Uma das possibilidades em debate no governo é a extensão das atuais alíquotas do Imposto de Renda e da Contribuição Social sobre Lucro Líquido. Para isso, o interesse dos candidatos à presidência é um trunfo importante. O maior obstáculo, contudo, é a dificuldade de assegurar quorum para as votações, apesar do empenho do presidente da Câmara dos Deputados, Aécio Neves.
Caso único
A autorização do FMI para a Petrobras investir o que conseguir captar, sem afetar os limites do acordo, não será estendida a outras estatais. A advertência é do presidente do Banco Central, Armínio Fraga.

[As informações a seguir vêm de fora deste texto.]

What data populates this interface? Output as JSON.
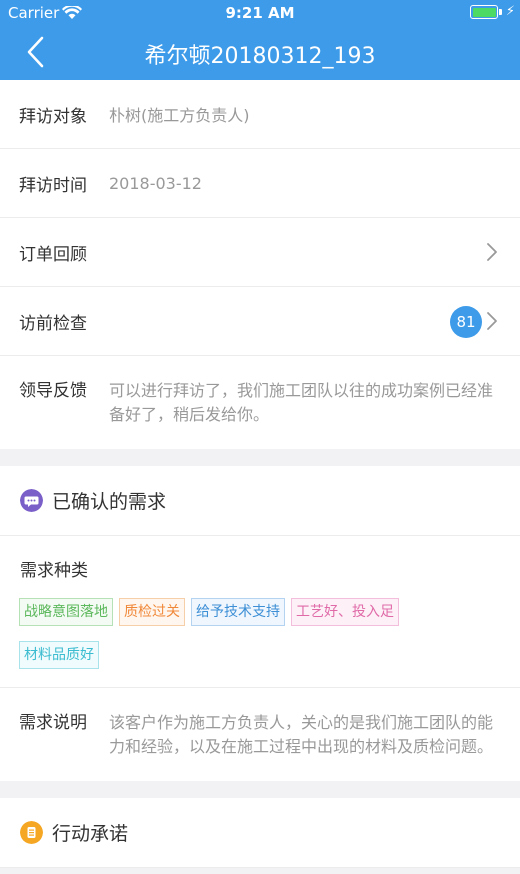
{
  "status_bar": {
    "carrier": "Carrier",
    "time": "9:21 AM",
    "battery_color": "#4cd964"
  },
  "nav": {
    "title": "希尔顿20180312_193",
    "back_icon": "chevron-left-icon"
  },
  "visit": {
    "target_label": "拜访对象",
    "target_value": "朴树(施工方负责人)",
    "time_label": "拜访时间",
    "time_value": "2018-03-12",
    "order_review_label": "订单回顾",
    "precheck_label": "访前检查",
    "precheck_badge": "81",
    "feedback_label": "领导反馈",
    "feedback_value": "可以进行拜访了，我们施工团队以往的成功案例已经准备好了，稍后发给你。"
  },
  "requirements": {
    "section_title": "已确认的需求",
    "section_icon": "chat-bubble-icon",
    "kind_label": "需求种类",
    "tags": [
      {
        "text": "战略意图落地",
        "color": "green"
      },
      {
        "text": "质检过关",
        "color": "orange"
      },
      {
        "text": "给予技术支持",
        "color": "blue"
      },
      {
        "text": "工艺好、投入足",
        "color": "pink"
      },
      {
        "text": "材料品质好",
        "color": "cyan"
      }
    ],
    "desc_label": "需求说明",
    "desc_value": "该客户作为施工方负责人，关心的是我们施工团队的能力和经验，以及在施工过程中出现的材料及质检问题。"
  },
  "actions": {
    "section_title": "行动承诺",
    "section_icon": "list-icon"
  },
  "colors": {
    "accent": "#3d9be9",
    "requirements_icon": "#7b5fc9",
    "actions_icon": "#f5a623"
  }
}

É razoável supor, contudo, que a necessidade de investir em geração e transmissão de energia leve o governo eleito a buscar a mesma margem para a Eletrobrás. Embora, nesse caso, seja mais do que provável o condicionamento dessa concessão e dos empréstimos do Banco Mundial à retomada da privatização no setor, por ora fora dos planos dos principais candidatos.
Boi na linha
As empresas de telefonia têm um aliado de peso no esforço para reformar a estrutura tributária do setor no país, a Anatel. Trabalhos da equipe de Luiz Schymura, em discussão no governo, indicam uma grande diversidade e uma elevação crescente de tributos incidentes sobre as telecomunicações. Em um exemplo ligado à telefonia de longa distância, um conselheiro da Anatel demonstrou que de cada R$ 140 arrecadados, nada menos de R$ 40 correspondem a tributos.
Prova de fé
A reação das expectativas de mercado ao encerramento do período de reapresentação dos balanços das empresas, após uma impressionante seqüência de fraudes contábeis, é o grande teste da economia americana no momento. O professor da PUC José Márcio Camargo, no boletim da Tendências, mostra-se relativamente otimista. Para ele, a divulgação dos desvios terminará por permitir a recuperação da imagem do mercado. Além disso, o Fed demonstrou capacidade em crises anteriores e os indicadores da economia real, em itens como produtividade e vendas no varejo, seguem acima das expectativas.
Conta e risco
As empresas que optarem por um confronto aberto com o credor internacional dificilmente terão cobertura do governo. O raciocínio é que embora uma interação entre pessoas e famílias seja desejável, a proteção excessiva a riscos estimula a irresponsabilidade, entre quem precisa faturar.
Céu de brigadeiro
As ações do Banco do Brasil venceram um ambiente de retração e lideraram as altas nos últimos três pregões da semana. Tudo por conta da expectativa de uma troca de ações preferenciais por ordinárias, com direito a voto. A operação marcará a adesão do BB, presidido por Eduardo Augusto Guimarães, ao Novo Mercado, que prevê garantias mais amplas do que as atuais para os acionistas minoritários. Pelas atuais normas, os acionistas terão o direito de recesso a R$ 12,26. Assim, o papel ainda teria 20% de margem de subida até a listagem final.
Um a menos
A Elektro, da Enron, e a Eletropaulo, chegaram a ser oferecidas para o grupo VBC (Votoram, Brasco e Camargo Corrêa). O grupo fincou pé que seu negócio, no momento, passa prioritariamente por geração e transmissão de energia. A compra pura e simples de distribuidoras está fora de cogitação, pelo menos até que os investimentos atuais euilibrem o jogo.